The financial watchdog agency is set to carry out a check on how 15 major banks have evaluated the status of their loans to large corporate borrowers, a top financial regulator said Thursday.

After the inspection, the Financial Services Agency, banks and auditing firms "will thoroughly discuss whether the creditworthiness categories assigned to borrowers should be changed," FSA Commissioner Shoji Mori said in a lecture in Tokyo.

"It will be impossible for us to speedily reach conclusions on such changes."

The banking industry is being rocked by debate in government circles over whether part of the 87.2 trillion yen in loans classified as "in need of attention" held by Japan's 137 banks should be reclassified as "loans to borrowers at risk of failure."

If the creditworthiness categories of many borrowers are downgraded, it would hammer the banks' profitability by obliging them to put up much more loan-loss provisions than they initially planned.

The FSA is currently devising guidelines to determine what types of corporate borrowers should be subjected to the special on-the-spot inspection.
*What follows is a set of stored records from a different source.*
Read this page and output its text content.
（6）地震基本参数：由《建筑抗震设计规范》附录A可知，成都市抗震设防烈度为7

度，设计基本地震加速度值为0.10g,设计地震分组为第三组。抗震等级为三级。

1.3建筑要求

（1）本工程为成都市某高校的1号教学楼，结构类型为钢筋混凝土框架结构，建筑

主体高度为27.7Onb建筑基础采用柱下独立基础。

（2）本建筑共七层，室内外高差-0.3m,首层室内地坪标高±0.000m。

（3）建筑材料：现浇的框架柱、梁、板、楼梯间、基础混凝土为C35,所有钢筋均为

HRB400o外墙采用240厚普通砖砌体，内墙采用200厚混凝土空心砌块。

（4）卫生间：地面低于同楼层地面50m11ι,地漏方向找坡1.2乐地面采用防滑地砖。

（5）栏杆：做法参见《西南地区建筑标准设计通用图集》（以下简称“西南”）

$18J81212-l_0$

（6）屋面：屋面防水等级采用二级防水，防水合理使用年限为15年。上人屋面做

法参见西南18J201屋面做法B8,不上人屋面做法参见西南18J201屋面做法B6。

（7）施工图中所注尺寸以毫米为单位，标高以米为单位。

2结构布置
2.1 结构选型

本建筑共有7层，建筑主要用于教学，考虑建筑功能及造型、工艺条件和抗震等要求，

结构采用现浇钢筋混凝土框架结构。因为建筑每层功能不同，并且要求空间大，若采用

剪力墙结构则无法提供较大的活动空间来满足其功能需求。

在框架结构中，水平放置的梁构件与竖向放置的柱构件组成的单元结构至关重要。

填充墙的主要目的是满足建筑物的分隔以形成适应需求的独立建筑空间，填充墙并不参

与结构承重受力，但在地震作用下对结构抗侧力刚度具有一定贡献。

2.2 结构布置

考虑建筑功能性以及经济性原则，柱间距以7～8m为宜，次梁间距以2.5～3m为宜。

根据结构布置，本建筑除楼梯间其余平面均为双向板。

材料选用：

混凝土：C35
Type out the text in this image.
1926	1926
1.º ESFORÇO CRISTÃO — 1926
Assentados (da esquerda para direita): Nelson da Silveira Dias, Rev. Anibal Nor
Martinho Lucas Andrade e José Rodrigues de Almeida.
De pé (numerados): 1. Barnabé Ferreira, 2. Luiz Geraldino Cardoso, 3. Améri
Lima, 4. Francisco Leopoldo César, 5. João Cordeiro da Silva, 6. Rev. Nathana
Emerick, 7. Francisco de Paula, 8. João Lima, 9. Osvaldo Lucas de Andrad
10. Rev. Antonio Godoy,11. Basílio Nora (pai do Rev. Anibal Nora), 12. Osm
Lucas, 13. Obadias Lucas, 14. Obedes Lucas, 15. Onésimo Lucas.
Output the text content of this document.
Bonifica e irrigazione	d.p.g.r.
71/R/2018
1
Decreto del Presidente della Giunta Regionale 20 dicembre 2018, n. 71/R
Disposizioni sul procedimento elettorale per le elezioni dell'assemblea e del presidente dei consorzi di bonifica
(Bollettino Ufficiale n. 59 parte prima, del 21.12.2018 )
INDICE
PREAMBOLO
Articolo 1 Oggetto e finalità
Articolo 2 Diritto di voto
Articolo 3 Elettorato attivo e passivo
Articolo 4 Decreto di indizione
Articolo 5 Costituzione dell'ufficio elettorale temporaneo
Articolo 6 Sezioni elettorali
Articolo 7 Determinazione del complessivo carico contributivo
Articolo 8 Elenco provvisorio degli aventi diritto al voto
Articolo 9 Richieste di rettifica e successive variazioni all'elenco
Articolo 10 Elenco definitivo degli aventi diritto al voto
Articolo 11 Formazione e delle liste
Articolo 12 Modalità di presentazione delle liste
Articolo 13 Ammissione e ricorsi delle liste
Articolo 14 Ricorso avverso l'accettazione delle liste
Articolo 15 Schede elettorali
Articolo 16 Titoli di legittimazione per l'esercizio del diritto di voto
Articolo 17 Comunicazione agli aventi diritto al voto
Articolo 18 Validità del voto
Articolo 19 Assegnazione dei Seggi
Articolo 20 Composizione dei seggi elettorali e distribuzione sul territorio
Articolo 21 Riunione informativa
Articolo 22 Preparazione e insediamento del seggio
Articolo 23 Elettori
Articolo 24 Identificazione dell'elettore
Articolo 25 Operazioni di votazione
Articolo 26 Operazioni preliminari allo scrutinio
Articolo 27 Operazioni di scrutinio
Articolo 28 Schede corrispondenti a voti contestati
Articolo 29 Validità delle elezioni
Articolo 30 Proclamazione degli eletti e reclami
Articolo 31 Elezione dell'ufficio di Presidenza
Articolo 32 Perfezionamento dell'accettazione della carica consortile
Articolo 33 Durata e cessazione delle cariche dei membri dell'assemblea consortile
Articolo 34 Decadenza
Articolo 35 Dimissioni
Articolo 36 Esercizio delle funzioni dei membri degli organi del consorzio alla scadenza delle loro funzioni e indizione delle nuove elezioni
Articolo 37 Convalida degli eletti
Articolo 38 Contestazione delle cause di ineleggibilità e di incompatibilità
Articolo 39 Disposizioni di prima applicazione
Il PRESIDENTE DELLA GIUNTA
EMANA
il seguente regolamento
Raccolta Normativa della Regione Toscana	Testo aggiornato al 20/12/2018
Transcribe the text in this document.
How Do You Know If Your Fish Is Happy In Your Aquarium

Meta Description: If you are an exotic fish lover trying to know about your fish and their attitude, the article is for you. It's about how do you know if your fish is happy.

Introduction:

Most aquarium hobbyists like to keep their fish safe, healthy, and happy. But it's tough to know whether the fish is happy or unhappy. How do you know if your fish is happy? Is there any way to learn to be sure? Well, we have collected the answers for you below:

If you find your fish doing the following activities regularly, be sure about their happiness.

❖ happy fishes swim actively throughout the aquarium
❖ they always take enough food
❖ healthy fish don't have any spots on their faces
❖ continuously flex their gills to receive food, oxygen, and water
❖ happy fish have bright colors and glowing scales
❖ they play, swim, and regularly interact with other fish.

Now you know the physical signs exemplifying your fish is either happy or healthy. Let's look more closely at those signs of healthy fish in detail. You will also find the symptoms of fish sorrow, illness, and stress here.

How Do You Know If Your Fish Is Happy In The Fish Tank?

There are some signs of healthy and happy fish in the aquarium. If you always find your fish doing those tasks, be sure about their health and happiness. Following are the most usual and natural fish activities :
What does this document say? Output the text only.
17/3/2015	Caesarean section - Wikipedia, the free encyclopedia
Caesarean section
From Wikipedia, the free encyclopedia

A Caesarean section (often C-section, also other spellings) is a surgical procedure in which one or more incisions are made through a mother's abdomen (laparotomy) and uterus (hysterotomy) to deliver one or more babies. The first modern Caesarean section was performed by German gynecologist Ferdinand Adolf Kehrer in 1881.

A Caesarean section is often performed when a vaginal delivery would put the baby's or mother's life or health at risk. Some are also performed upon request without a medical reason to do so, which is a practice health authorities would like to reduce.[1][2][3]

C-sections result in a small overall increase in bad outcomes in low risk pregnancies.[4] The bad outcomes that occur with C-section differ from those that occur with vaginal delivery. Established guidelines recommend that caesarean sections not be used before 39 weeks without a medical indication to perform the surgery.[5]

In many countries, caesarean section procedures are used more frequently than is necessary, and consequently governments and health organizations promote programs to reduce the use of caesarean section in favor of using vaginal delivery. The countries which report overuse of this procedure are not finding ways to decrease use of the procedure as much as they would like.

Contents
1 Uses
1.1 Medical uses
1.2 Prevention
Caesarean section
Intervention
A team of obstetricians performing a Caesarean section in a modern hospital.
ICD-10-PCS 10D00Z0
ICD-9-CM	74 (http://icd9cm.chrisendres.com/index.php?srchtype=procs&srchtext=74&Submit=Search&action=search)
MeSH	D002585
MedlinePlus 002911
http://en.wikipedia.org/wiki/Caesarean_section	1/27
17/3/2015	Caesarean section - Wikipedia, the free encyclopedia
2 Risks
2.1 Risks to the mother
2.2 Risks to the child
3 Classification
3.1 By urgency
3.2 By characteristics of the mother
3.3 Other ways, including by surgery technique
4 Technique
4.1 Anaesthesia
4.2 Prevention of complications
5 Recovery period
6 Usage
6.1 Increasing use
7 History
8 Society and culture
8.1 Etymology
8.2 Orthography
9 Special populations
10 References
As soon as the norms are devised, the FSA is expected to start comparing the creditworthiness categories that the banks assign with the FSA inspectors' evaluation, banking analysts said.

Commenting on growing calls by some private banking analysts for an injection of public funds to replenish banks' depleted capital base, Mori said this "is not necessary at present."

"We want banks to raise funds to boost capital on their own in order to bolster confidence in them in the financial markets," Mori said.

Sogo bill: 160 billion yen

Some 160 billion yen of public money will be spent to liquidate debts of failed department store chain operator Sogo Co., Shoji Mori, Financial Services Agency commissioner, said Thursday.

The state-run Deposit Insurance Corp. purchased some 200 billion yen in loans that Shinsei Bank, formerly the Long-Term Credit Bank of Japan, had extended to Sogo and worked to collect them.

Mori said at a lecture in Tokyo, however, that DIC successfully collected only 40 billion yen of the loans, leaving 160 billion yen as a burden the public would have to bear.